Winterthurer Stadtgarten soll neu erblühen

Winterthurer Stadtgarten soll neu erblühen

Die Stadt Winterthur will den Stadtpark sanieren. Dafür gibt es einen grossen Batzen aus dem Jubiläums-Geldtopf der Zürcher Kantonalbank.

Er ist die vielleicht beliebteste Wohlfühloase im Stadtzentrum: der Stadtpark mit seinen mächtigen Bäumen, dem ockerfarbenen Barockhäuschen, dem Spielplatz und dem Rosengarten. Auch Hermann Hallers Bronzestatuen wie das «Mädchen mit den erhobenen Armen» und die klassischen Strassenlaternen mit ihren ornamentalen Verzierungen und kannelierten Masten prägen das Bild des altehrwürdigen, aber auch leicht altbackenen Parks.

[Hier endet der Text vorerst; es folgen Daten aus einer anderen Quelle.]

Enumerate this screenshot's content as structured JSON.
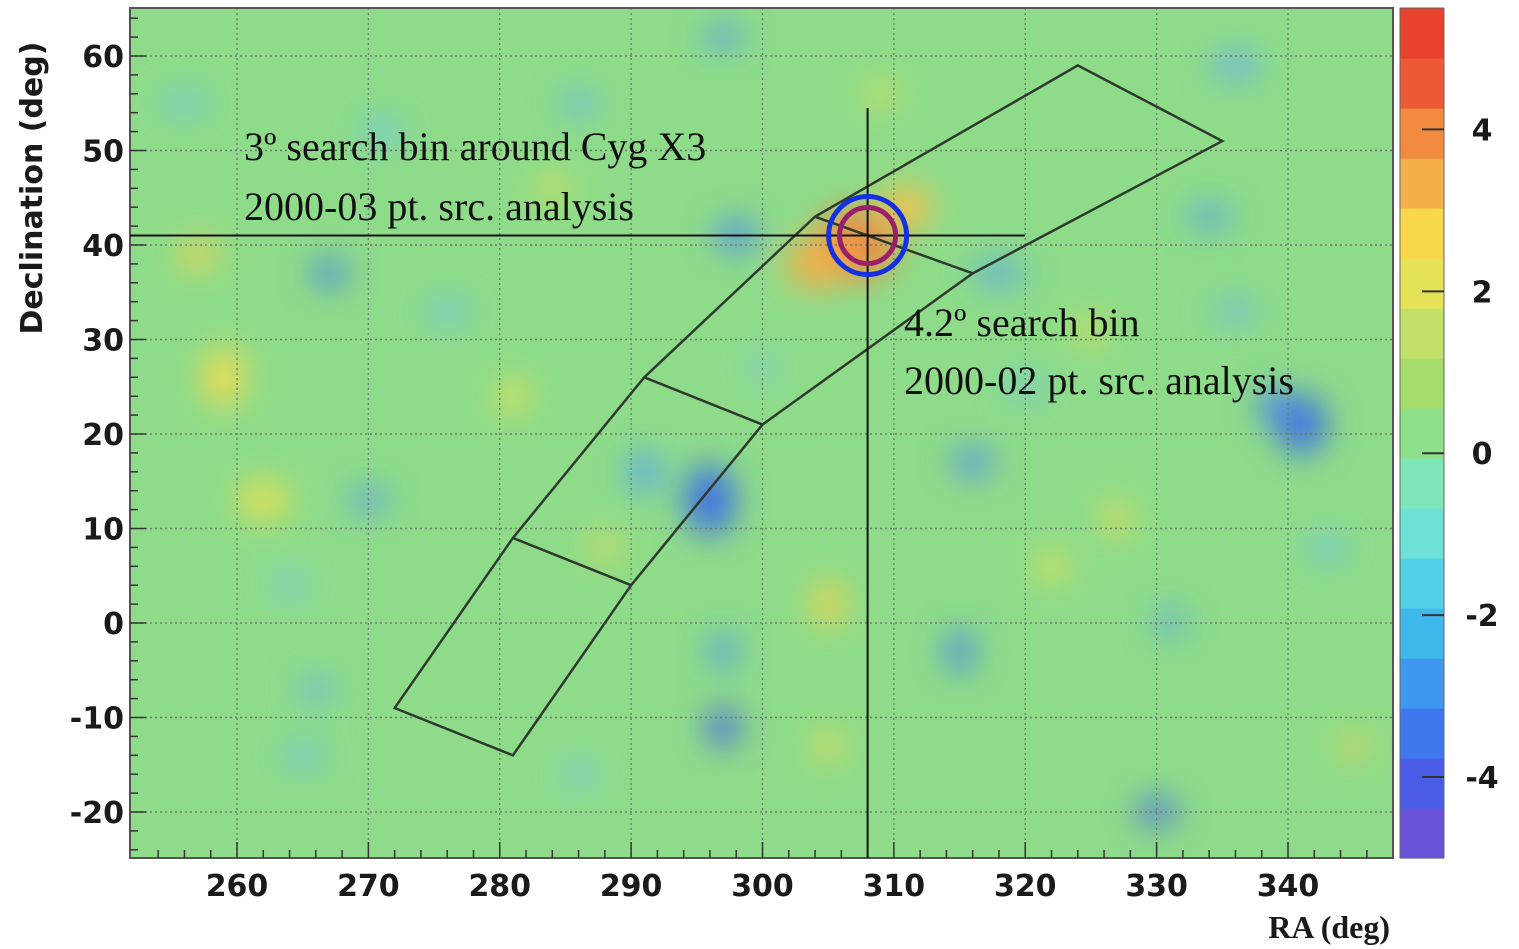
{
  "chart_data": {
    "type": "heatmap",
    "xlabel": "RA (deg)",
    "ylabel": "Declination (deg)",
    "xlim": [
      252,
      348
    ],
    "ylim": [
      -25,
      66
    ],
    "x_ticks": [
      260,
      270,
      280,
      290,
      300,
      310,
      320,
      330,
      340
    ],
    "x_tick_labels": [
      "260",
      "270",
      "280",
      "290",
      "300",
      "310",
      "320",
      "330",
      "340"
    ],
    "y_ticks": [
      -20,
      -10,
      0,
      10,
      20,
      30,
      40,
      50,
      60
    ],
    "y_tick_labels": [
      "-20",
      "-10",
      "0",
      "10",
      "20",
      "30",
      "40",
      "50",
      "60"
    ],
    "grid": true,
    "colorbar": {
      "range": [
        -5,
        5.5
      ],
      "ticks": [
        -4,
        -2,
        0,
        2,
        4
      ],
      "tick_labels": [
        "-4",
        "-2",
        "0",
        "2",
        "4"
      ],
      "colors": [
        "#6a52d8",
        "#4a5ce6",
        "#3f78ec",
        "#3d98ee",
        "#3fb8ec",
        "#52d2e8",
        "#6ee0d6",
        "#7ee6b8",
        "#8ee08a",
        "#a6dc6c",
        "#c2e06a",
        "#e6e258",
        "#f8d848",
        "#f6b04a",
        "#f28a40",
        "#ee5a36",
        "#e8422e"
      ]
    },
    "hotspot": {
      "ra": 308,
      "dec": 41
    },
    "features": {
      "crosshair": {
        "ra": 308,
        "dec": 41
      },
      "galactic_band": {
        "outline": [
          [
            272,
            -9
          ],
          [
            281,
            9
          ],
          [
            291,
            26
          ],
          [
            304,
            43
          ],
          [
            324,
            59
          ],
          [
            335,
            51
          ],
          [
            316,
            37
          ],
          [
            300,
            21
          ],
          [
            290,
            4
          ],
          [
            281,
            -14
          ]
        ],
        "dividers": [
          [
            [
              281,
              9
            ],
            [
              290,
              4
            ]
          ],
          [
            [
              291,
              26
            ],
            [
              300,
              21
            ]
          ],
          [
            [
              304,
              43
            ],
            [
              316,
              37
            ]
          ]
        ]
      }
    },
    "annotations": [
      {
        "lines": [
          "3º search bin around Cyg X3",
          "2000-03 pt. src. analysis"
        ]
      },
      {
        "lines": [
          "4.2º search bin",
          "2000-02 pt. src. analysis"
        ]
      }
    ],
    "circle_colors": {
      "outer": "#1530e0",
      "inner": "#9a1f6a"
    }
  }
}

Gestaltet wurde der Stadtgarten Anfang der 1950er nach den Plänen von Walter Leder. Nun soll der Park für fast fünf Millionen Franken saniert werden. 3,7 Millionen Franken steuert dafür die Zürcher Kantonalbank aus ihrer Jubiläumsdividende bei, wie diese in einer Zeitungsbeilage zur 150-Jahr-Feier ankündigt. Der Gemeinderat muss den Plan des Stadtrates, den ZKB-Batzen für die Auffrischung des Parks zu nutzen, erst noch bewilligen. Vieles ist deshalb noch in der Schwebe.

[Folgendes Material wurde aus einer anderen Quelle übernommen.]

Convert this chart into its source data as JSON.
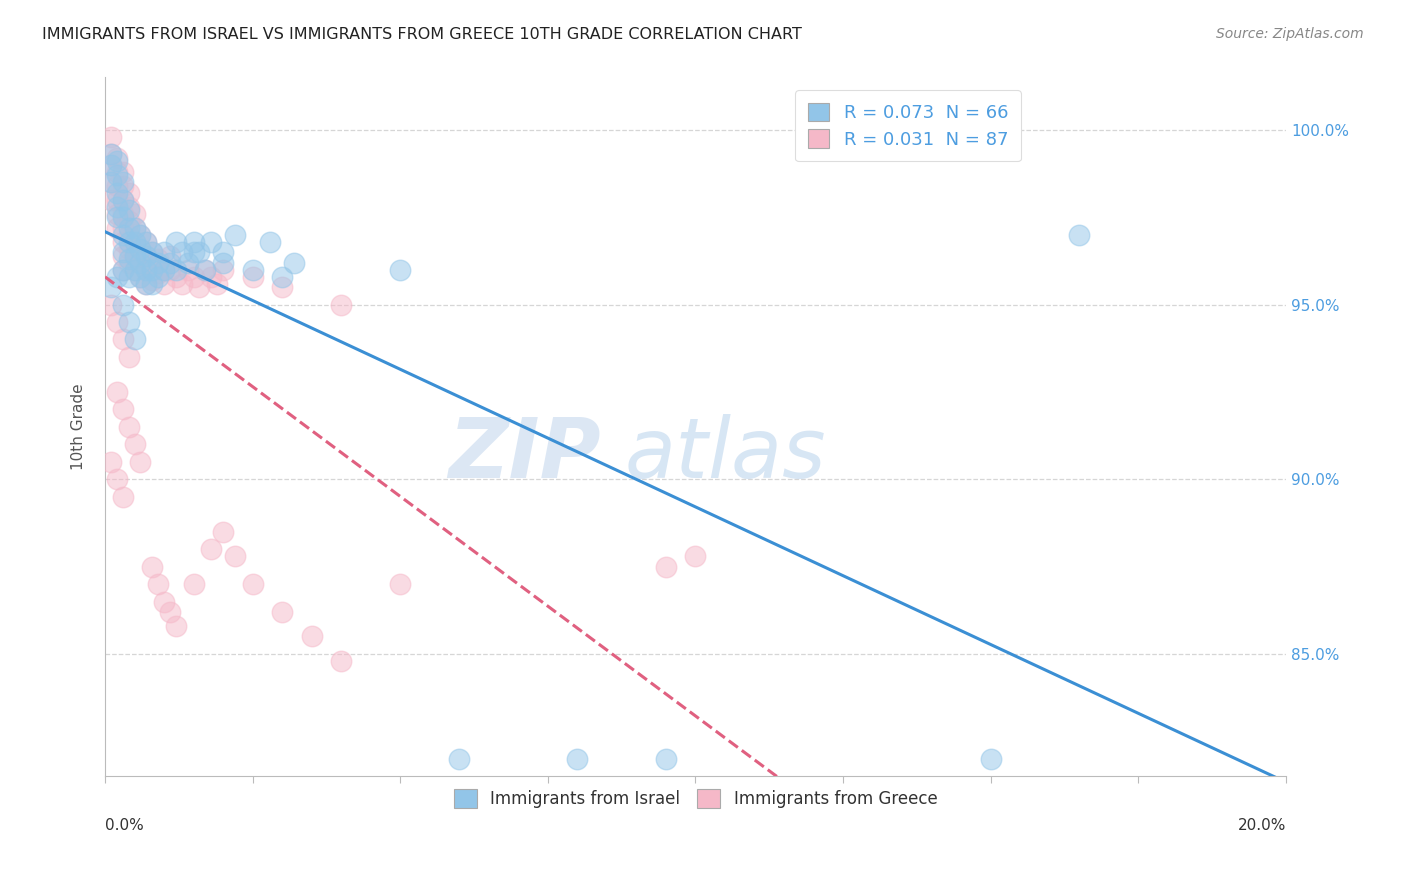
{
  "title": "IMMIGRANTS FROM ISRAEL VS IMMIGRANTS FROM GREECE 10TH GRADE CORRELATION CHART",
  "source": "Source: ZipAtlas.com",
  "ylabel": "10th Grade",
  "y_ticks_right": [
    "100.0%",
    "95.0%",
    "90.0%",
    "85.0%"
  ],
  "y_tick_vals": [
    1.0,
    0.95,
    0.9,
    0.85
  ],
  "x_range": [
    0.0,
    0.2
  ],
  "y_range": [
    0.815,
    1.015
  ],
  "israel_color": "#92c5e8",
  "greece_color": "#f5b8c8",
  "israel_R": 0.073,
  "israel_N": 66,
  "greece_R": 0.031,
  "greece_N": 87,
  "watermark_zip": "ZIP",
  "watermark_atlas": "atlas",
  "background_color": "#ffffff",
  "grid_color": "#cccccc",
  "trend_blue": "#3b8fd4",
  "trend_pink": "#e06080",
  "legend_text_color": "#4d9de0",
  "right_axis_color": "#4d9de0",
  "israel_x": [
    0.001,
    0.001,
    0.001,
    0.002,
    0.002,
    0.002,
    0.002,
    0.002,
    0.003,
    0.003,
    0.003,
    0.003,
    0.003,
    0.003,
    0.004,
    0.004,
    0.004,
    0.004,
    0.004,
    0.005,
    0.005,
    0.005,
    0.005,
    0.006,
    0.006,
    0.006,
    0.006,
    0.007,
    0.007,
    0.007,
    0.007,
    0.008,
    0.008,
    0.008,
    0.009,
    0.009,
    0.01,
    0.01,
    0.011,
    0.012,
    0.013,
    0.014,
    0.015,
    0.016,
    0.017,
    0.018,
    0.02,
    0.022,
    0.025,
    0.028,
    0.032,
    0.001,
    0.002,
    0.003,
    0.004,
    0.005,
    0.05,
    0.03,
    0.015,
    0.02,
    0.012,
    0.06,
    0.08,
    0.095,
    0.15,
    0.165
  ],
  "israel_y": [
    0.985,
    0.99,
    0.993,
    0.982,
    0.987,
    0.991,
    0.978,
    0.975,
    0.98,
    0.985,
    0.97,
    0.975,
    0.965,
    0.96,
    0.972,
    0.977,
    0.968,
    0.963,
    0.958,
    0.968,
    0.972,
    0.964,
    0.96,
    0.966,
    0.97,
    0.962,
    0.958,
    0.964,
    0.968,
    0.96,
    0.956,
    0.965,
    0.96,
    0.956,
    0.962,
    0.958,
    0.96,
    0.965,
    0.962,
    0.96,
    0.965,
    0.962,
    0.968,
    0.965,
    0.96,
    0.968,
    0.962,
    0.97,
    0.96,
    0.968,
    0.962,
    0.955,
    0.958,
    0.95,
    0.945,
    0.94,
    0.96,
    0.958,
    0.965,
    0.965,
    0.968,
    0.82,
    0.82,
    0.82,
    0.82,
    0.97
  ],
  "greece_x": [
    0.001,
    0.001,
    0.001,
    0.001,
    0.001,
    0.002,
    0.002,
    0.002,
    0.002,
    0.002,
    0.002,
    0.003,
    0.003,
    0.003,
    0.003,
    0.003,
    0.003,
    0.003,
    0.003,
    0.004,
    0.004,
    0.004,
    0.004,
    0.004,
    0.004,
    0.005,
    0.005,
    0.005,
    0.005,
    0.005,
    0.006,
    0.006,
    0.006,
    0.006,
    0.007,
    0.007,
    0.007,
    0.007,
    0.008,
    0.008,
    0.008,
    0.009,
    0.009,
    0.01,
    0.01,
    0.011,
    0.011,
    0.012,
    0.013,
    0.014,
    0.015,
    0.016,
    0.017,
    0.018,
    0.019,
    0.02,
    0.001,
    0.002,
    0.003,
    0.004,
    0.002,
    0.003,
    0.004,
    0.005,
    0.006,
    0.001,
    0.002,
    0.003,
    0.008,
    0.009,
    0.01,
    0.011,
    0.012,
    0.015,
    0.018,
    0.02,
    0.022,
    0.025,
    0.03,
    0.035,
    0.04,
    0.025,
    0.03,
    0.04,
    0.05,
    0.1,
    0.095
  ],
  "greece_y": [
    0.998,
    0.993,
    0.99,
    0.985,
    0.98,
    0.992,
    0.988,
    0.984,
    0.98,
    0.976,
    0.972,
    0.988,
    0.984,
    0.98,
    0.976,
    0.972,
    0.968,
    0.964,
    0.96,
    0.982,
    0.978,
    0.974,
    0.97,
    0.966,
    0.962,
    0.976,
    0.972,
    0.968,
    0.964,
    0.96,
    0.97,
    0.966,
    0.962,
    0.958,
    0.968,
    0.964,
    0.96,
    0.956,
    0.965,
    0.961,
    0.957,
    0.963,
    0.959,
    0.96,
    0.956,
    0.964,
    0.96,
    0.958,
    0.956,
    0.96,
    0.958,
    0.955,
    0.96,
    0.958,
    0.956,
    0.96,
    0.95,
    0.945,
    0.94,
    0.935,
    0.925,
    0.92,
    0.915,
    0.91,
    0.905,
    0.905,
    0.9,
    0.895,
    0.875,
    0.87,
    0.865,
    0.862,
    0.858,
    0.87,
    0.88,
    0.885,
    0.878,
    0.87,
    0.862,
    0.855,
    0.848,
    0.958,
    0.955,
    0.95,
    0.87,
    0.878,
    0.875
  ]
}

Vage Einblicke in die Sanierungspläne gibt einzig das Konzept der Winterthurer Landschaftsarchitekten Krebs und Herde: Die grossen alten Rosskastanien, Buchen und Mammutbäume bleiben stehen, werden jedoch durch Jungbäume ergänzt. Am deutlichsten und sichtbarsten sind die Veränderungen rund um das Barockhäuschen. Der enge Übergang zum Merkurplatz soll luftiger, grosszügiger und sichtbarer werden. Allenfalls fallen sogar die Hecken zum Restaurant Tres Amigos und dem Sommertheater weg. «Im besten Fall öffnet sich die Gartenbeiz in Zukunft ganz zum Park hin», sagt Landschaftsarchitekt Matthias Krebs. Auch die Verbindung zwischen Kunstmuseum und dem Oskar Reinhart werde über eine neue Wegführung klarer und direkter.

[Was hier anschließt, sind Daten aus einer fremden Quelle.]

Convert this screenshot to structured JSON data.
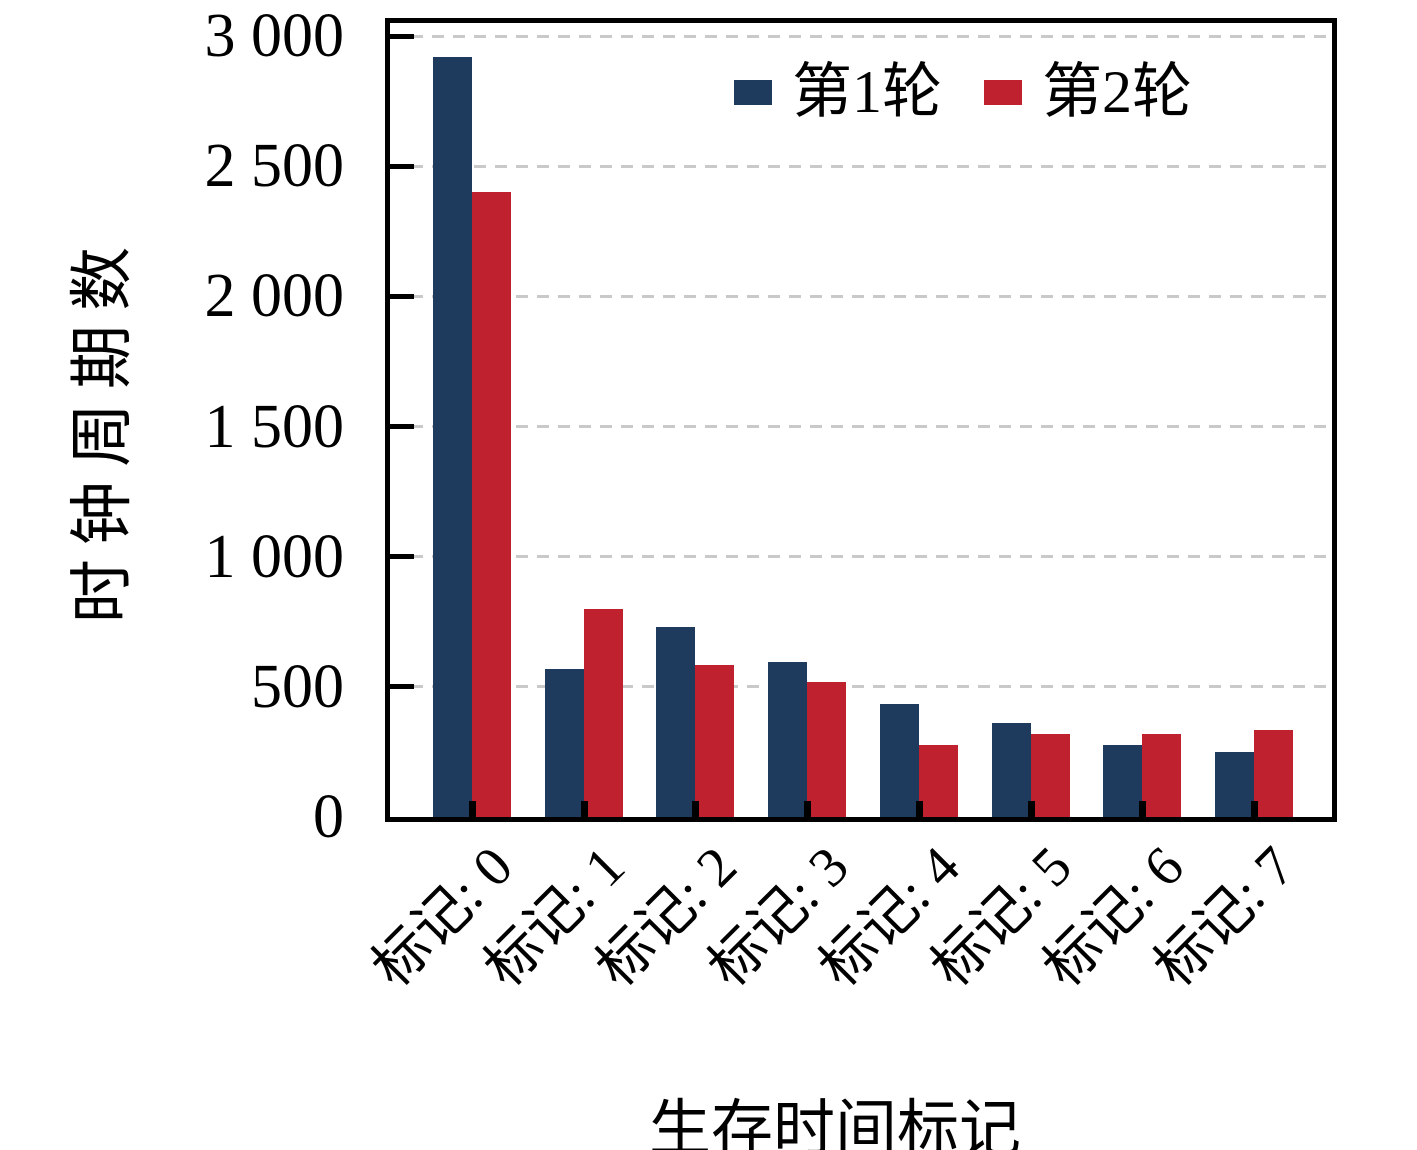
{
  "chart_data": {
    "type": "bar",
    "title": "",
    "xlabel": "生存时间标记",
    "ylabel": "时钟周期数",
    "categories": [
      "标记: 0",
      "标记: 1",
      "标记: 2",
      "标记: 3",
      "标记: 4",
      "标记: 5",
      "标记: 6",
      "标记: 7"
    ],
    "series": [
      {
        "name": "第1轮",
        "color": "#1e3a5c",
        "values": [
          2920,
          570,
          730,
          595,
          435,
          360,
          275,
          250
        ]
      },
      {
        "name": "第2轮",
        "color": "#c0212f",
        "values": [
          2400,
          800,
          585,
          520,
          275,
          320,
          320,
          335
        ]
      }
    ],
    "ylim": [
      0,
      3000
    ],
    "yticks": {
      "values": [
        0,
        500,
        1000,
        1500,
        2000,
        2500,
        3000
      ],
      "labels": [
        "0",
        "500",
        "1 000",
        "1 500",
        "2 000",
        "2 500",
        "3 000"
      ]
    },
    "grid": "horizontal-dashed",
    "legend_position": "top-right-inside",
    "colors": {
      "axis": "#000000",
      "gridline": "#c9c9c9",
      "background": "#ffffff"
    }
  }
}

Radikale Einschnitte wird es laut Krebs nicht geben, das heutige Gesicht des Parkes mit seiner offenen Wiese bleibe auf jeden Fall erhalten. Es ist die Summe vieler kleiner Eingriffe, die es ausmacht: Der Spielplatz wird neu gebaut, der Rosengarten aufgefrischt, die Strassenlaternen sparsamer und das Wasserbecken erneuert, und auch mehr Sitzbänke werden aufgestellt.

Das Projekt Sanierung Stadtgarten liegt schon länger in der Schublade von Stadtgrün. Die Testplanung, auf der das heutige Konzept fusst, stammt aus dem Jahr 2009. Grossflächig gepflanzt, gegraben und geschaufelt wird wohl erst nächstes Jahr, so zumindest ist es budgetiert.